Oligo(dT)15 inicjuje syntezę cDNA z ogona poli(A) obecnego na 3'-końcu eukariotycznego mRNA.Losowe startery inicjują syntezę cDNA z całkowitej populacji RNA (rRNA i mRNA).Dlatego stosowanie losowych starterów do syntezy pierwszej nici powoduje większą złożoność generowanego cDNA w porównaniu ze starterem oligo(dT)15.W konsekwencji czułość i specyficzność kolejnych reakcji PCR może być zmniejszona.Istnieje jednak kilka zastosowań, w których korzystne jest użycie losowych starterów, takich jak synteza cDNA przy użyciu mRNA bez ogona poli(A) lub synteza cDNA przy użyciu próbek RNA wzbogaconych w poli(A).

Startery specyficzne dla genu są używane do syntezy określonego cDNA z puli całkowitego RNA lub mRNA i muszą być uzyskane przez użytkownika.

 

Pierwszy- Sprocedura syntezy cDNA trand

Reakcja pierwszej nici cDNA może być przeprowadzona jako pojedyncza reakcja lub jako seria równoległych reakcji z różnymi matrycami RNA.W związku z tym mieszaninę reakcyjną można przygotować, łącząc odczynniki pojedynczo lub można przygotować mieszaninę główną zawierającą wszystkie składniki z wyjątkiem matrycowego RNA.W zależności od struktury matrycy RNA, oddzielne etapy denaturacji RNA i hybrydyzacji starterów mogą poprawić wyniki RT-PCR.

Protokol

I.Synteza pierwszej nici cDNA

1. Dodać następujące odczynniki do sterylnej, wolnej od nukleaz probówki umieszczonej na lodzie we wskazanej kolejności:

Matrycowy RNA

mRNA poli(A).

lub specyficznego RNA

1-5 μg
Elementarz

oligo (dT)15Elementarz

lub losowy podkład heksamerowy

1 ul

1 ul

Woda oczyszczona DEPC do 12,4 μl
Maksymalna głośność 12,4 μl

2. Delikatnie wymieszać, krótko odwirować i inkubować w temperaturze 70°C przez 5 min.Schłodzić na lodzie, odwirować i umieścić fiolkę z powrotem na lodzie.

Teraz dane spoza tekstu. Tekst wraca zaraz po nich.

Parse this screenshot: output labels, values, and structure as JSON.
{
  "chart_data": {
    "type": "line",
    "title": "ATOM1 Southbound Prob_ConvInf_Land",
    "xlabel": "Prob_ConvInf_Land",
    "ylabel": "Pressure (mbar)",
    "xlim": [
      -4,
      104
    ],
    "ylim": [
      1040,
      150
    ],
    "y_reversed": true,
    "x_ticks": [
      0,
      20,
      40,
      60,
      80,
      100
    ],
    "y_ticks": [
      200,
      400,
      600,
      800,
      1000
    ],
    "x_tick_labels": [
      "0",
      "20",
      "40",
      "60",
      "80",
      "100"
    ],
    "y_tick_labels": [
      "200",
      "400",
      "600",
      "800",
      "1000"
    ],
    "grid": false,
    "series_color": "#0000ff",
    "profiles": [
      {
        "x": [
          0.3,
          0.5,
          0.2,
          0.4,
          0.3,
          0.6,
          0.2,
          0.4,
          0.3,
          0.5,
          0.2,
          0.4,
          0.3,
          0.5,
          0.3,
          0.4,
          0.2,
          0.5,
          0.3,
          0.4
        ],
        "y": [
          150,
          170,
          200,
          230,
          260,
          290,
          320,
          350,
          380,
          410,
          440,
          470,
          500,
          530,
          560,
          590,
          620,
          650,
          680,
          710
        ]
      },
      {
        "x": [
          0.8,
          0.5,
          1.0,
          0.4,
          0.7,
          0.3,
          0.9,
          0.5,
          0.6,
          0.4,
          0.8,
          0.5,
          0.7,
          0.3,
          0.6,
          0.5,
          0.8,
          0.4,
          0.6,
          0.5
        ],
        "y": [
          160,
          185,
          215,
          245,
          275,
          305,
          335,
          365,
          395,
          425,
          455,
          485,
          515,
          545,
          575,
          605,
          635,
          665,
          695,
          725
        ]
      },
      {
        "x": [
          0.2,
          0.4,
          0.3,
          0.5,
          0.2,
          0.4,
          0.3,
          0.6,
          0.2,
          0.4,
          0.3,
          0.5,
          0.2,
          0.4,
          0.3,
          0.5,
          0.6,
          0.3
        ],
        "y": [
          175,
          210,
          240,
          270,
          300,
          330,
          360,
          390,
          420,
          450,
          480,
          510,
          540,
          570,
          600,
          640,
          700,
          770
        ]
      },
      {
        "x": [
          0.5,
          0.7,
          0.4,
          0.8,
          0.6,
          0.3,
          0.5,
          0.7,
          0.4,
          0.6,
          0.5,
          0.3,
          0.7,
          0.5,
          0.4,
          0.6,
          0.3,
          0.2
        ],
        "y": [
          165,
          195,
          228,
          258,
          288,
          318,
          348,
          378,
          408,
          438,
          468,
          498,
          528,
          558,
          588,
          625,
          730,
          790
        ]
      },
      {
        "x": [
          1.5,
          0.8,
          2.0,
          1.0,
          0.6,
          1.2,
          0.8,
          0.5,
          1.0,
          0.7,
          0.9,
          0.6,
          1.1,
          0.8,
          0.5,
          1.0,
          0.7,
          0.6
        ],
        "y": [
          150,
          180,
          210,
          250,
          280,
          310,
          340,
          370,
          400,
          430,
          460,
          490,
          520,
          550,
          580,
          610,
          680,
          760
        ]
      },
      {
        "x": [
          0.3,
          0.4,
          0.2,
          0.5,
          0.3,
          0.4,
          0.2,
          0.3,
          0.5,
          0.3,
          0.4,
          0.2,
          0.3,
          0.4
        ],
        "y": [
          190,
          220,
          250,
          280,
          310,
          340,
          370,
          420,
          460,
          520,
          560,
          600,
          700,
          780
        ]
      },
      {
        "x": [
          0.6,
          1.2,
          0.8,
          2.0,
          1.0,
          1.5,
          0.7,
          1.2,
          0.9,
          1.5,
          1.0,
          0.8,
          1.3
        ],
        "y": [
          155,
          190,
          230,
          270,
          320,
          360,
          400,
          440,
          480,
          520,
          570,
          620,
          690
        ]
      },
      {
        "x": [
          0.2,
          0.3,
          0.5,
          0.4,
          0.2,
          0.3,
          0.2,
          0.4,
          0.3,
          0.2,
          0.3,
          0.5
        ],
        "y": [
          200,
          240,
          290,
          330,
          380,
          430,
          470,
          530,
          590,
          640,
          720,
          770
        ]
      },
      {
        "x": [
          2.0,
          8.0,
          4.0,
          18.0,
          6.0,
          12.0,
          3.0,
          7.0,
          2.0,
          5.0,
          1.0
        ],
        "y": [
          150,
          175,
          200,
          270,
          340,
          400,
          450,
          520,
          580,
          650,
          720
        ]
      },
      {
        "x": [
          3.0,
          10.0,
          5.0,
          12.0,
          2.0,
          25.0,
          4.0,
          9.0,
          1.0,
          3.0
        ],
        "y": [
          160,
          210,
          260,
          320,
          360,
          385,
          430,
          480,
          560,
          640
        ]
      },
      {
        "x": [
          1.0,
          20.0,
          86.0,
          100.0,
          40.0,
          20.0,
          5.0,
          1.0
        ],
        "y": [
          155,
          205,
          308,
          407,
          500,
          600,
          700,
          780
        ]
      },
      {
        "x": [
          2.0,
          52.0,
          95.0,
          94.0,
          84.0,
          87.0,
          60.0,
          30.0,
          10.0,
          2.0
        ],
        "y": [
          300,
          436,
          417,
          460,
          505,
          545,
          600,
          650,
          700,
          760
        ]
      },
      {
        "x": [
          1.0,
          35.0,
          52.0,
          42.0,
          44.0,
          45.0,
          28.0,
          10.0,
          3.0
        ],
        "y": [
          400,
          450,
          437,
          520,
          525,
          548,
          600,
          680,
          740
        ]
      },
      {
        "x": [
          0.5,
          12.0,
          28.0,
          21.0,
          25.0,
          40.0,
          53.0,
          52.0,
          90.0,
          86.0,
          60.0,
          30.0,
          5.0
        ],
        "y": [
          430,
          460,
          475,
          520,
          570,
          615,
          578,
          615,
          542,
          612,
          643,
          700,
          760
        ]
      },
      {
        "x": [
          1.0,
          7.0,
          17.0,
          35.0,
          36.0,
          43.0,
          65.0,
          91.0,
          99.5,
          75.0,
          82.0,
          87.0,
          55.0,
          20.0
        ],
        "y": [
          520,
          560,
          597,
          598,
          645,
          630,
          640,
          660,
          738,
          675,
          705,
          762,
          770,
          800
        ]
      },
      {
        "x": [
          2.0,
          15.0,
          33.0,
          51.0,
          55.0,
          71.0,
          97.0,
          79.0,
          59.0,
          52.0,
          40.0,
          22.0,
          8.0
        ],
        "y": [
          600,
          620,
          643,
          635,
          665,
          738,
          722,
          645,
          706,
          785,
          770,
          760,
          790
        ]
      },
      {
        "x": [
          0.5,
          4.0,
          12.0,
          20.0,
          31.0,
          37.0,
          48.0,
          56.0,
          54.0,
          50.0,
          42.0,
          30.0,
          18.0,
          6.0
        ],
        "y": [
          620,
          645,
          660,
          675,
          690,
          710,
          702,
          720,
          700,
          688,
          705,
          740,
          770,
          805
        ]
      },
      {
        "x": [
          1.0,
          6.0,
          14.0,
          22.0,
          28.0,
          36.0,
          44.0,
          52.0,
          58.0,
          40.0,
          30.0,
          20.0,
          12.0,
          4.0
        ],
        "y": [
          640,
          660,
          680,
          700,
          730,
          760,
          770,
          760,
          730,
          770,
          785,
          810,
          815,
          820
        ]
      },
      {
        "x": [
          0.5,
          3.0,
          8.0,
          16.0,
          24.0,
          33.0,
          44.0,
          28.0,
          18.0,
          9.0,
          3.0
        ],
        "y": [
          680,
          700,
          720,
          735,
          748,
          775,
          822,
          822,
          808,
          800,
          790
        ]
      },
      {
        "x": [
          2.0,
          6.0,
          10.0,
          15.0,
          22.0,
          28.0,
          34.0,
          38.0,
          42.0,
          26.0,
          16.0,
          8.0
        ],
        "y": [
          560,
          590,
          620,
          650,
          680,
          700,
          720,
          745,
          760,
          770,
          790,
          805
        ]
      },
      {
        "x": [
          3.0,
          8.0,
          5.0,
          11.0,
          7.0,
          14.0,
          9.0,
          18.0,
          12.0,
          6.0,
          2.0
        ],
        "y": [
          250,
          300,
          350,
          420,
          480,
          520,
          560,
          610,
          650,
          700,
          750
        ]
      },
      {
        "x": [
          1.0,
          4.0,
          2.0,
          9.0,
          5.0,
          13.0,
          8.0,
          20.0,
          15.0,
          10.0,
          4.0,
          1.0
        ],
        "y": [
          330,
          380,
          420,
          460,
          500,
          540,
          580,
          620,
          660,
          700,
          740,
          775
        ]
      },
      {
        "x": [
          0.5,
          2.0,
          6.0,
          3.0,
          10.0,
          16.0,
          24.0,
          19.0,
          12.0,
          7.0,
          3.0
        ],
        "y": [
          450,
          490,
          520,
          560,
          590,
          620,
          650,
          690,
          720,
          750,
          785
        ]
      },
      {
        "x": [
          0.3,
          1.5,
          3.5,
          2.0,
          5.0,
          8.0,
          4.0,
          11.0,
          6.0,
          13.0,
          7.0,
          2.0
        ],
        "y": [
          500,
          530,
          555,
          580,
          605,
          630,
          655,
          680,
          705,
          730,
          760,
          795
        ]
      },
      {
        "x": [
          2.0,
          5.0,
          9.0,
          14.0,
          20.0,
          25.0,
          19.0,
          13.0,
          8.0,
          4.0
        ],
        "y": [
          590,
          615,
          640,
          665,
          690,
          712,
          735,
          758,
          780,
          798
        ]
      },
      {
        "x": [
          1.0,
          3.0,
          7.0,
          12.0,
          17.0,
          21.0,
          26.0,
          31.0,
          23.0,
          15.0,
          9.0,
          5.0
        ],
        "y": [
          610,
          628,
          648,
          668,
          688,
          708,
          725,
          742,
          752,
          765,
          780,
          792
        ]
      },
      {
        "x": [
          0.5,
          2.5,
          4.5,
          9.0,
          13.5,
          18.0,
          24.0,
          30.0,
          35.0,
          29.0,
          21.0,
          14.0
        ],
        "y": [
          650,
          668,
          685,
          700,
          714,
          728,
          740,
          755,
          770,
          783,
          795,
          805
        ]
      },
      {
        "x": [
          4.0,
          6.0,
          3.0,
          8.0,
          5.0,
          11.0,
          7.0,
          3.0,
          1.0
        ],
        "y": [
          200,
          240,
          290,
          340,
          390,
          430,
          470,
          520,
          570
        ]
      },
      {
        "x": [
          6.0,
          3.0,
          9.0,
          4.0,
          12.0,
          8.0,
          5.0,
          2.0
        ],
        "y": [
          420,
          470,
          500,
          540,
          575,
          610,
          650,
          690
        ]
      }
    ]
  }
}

3. Przygotuj następującą mieszankę do syntezy cDNA, dodaj następujące składniki we wskazanej kolejności:

5 × bufor pierwszej nici 4 μl
dNTP (każdy po 10 mM) 1 ul
RNasin 0,6 μl
M-MLV 1 ul

4. Delikatnie wymieszać i krótko odwirować.

5. Dla oligo(dT)15inkubować przez 60 min w 42°C.W przypadku losowej syntezy zapoczątkowanej heksamerem, inkubować przez 60 min w 37°C.

6. Zakończ reakcję przez ogrzewanie w temperaturze 70°C przez 5 min.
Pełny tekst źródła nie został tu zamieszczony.